Sunday, September 21, 2008

Elitism, Politics & Religion

http://www.newsweek.com/id/160080

The above article is written by author Sam Harris ("The End of Faith", "Letter to a Christian Nation") about the underlying issues within the political arena that have been brought to light by the candidacy of Sarah Palin for Vice President. Putting aside the elements of being a Republican or Democrat (which I admit is difficult given what each party brings to the conversation), the article raised a few questions for me.

Does political elitism equate snobbery? It would not be looked upon negatively to expect our soldiers, doctors, athletes, or pilots to be elite (as Harris points out). But when it comes to the political field, elitism carries the element of snobbery to it. Being knowledgeable about the world; its policies and practices, seeing power and desiring to be the best all of a sudden is looked down upon. I see elements of Nietzsche's master and slave moralities here-we want people to lead that are like us, we want to see compassion, pity, etc.

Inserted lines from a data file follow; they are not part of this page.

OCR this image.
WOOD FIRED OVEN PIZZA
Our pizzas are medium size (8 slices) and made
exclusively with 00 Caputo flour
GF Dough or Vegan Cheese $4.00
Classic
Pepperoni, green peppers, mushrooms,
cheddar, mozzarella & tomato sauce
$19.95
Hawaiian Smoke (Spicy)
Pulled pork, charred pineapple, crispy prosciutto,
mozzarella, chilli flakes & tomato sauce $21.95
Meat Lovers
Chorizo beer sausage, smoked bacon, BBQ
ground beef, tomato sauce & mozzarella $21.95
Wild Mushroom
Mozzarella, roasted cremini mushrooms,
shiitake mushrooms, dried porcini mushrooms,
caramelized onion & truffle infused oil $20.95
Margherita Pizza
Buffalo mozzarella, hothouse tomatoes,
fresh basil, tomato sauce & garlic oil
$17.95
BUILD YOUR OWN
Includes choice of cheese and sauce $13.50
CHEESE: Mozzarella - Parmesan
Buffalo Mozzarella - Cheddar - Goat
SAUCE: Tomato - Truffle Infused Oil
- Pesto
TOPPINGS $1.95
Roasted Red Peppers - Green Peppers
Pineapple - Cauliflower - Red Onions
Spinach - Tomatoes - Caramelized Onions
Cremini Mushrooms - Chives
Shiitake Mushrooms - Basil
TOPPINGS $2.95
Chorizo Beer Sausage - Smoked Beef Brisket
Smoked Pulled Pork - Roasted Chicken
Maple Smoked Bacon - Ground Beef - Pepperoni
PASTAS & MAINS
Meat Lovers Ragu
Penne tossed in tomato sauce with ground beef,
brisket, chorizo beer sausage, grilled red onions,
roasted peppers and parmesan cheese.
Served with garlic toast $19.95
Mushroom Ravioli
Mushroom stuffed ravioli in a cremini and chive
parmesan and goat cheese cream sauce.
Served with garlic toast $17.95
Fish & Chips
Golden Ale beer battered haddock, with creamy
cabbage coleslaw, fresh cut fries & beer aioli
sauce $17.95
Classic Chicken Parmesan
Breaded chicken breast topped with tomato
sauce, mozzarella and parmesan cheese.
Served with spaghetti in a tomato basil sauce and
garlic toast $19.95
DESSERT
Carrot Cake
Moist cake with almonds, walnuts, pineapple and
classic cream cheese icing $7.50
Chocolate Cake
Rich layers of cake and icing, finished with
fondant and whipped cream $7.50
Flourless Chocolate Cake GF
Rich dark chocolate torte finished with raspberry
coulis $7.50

From our reading on Durkheim, morals cannot be divorced from religion. Is it possible then to have a democracy that is neutral on religion but has moral principles? Or are we forced to have the religion card played time and again? Whose religious morals do we follow or are they the same? I sense pluralism around the corner with this argument. There is talk of wanting God back in the government/classroom (at least there was in the environment I was brought up it) but whose God or view of God?

1 comment:

richie w said...

well, according to feuerbach, whoever seems more closely related to God, and thus is in a closer relationship with God, acting in ways pleasing to God, that person is closer to who they "ought" to be, which is God, since God represents all that is good, or as Augustine might say, the supreme Good. thus, if elitism does equate to snobbery, and we elect our leaders and legislators with a moral bias, whoever projects themselves as being who they "ought" to be, and thus closer to God, then surely they wouldn't be snobbish. unless, of course, God can be snobbish.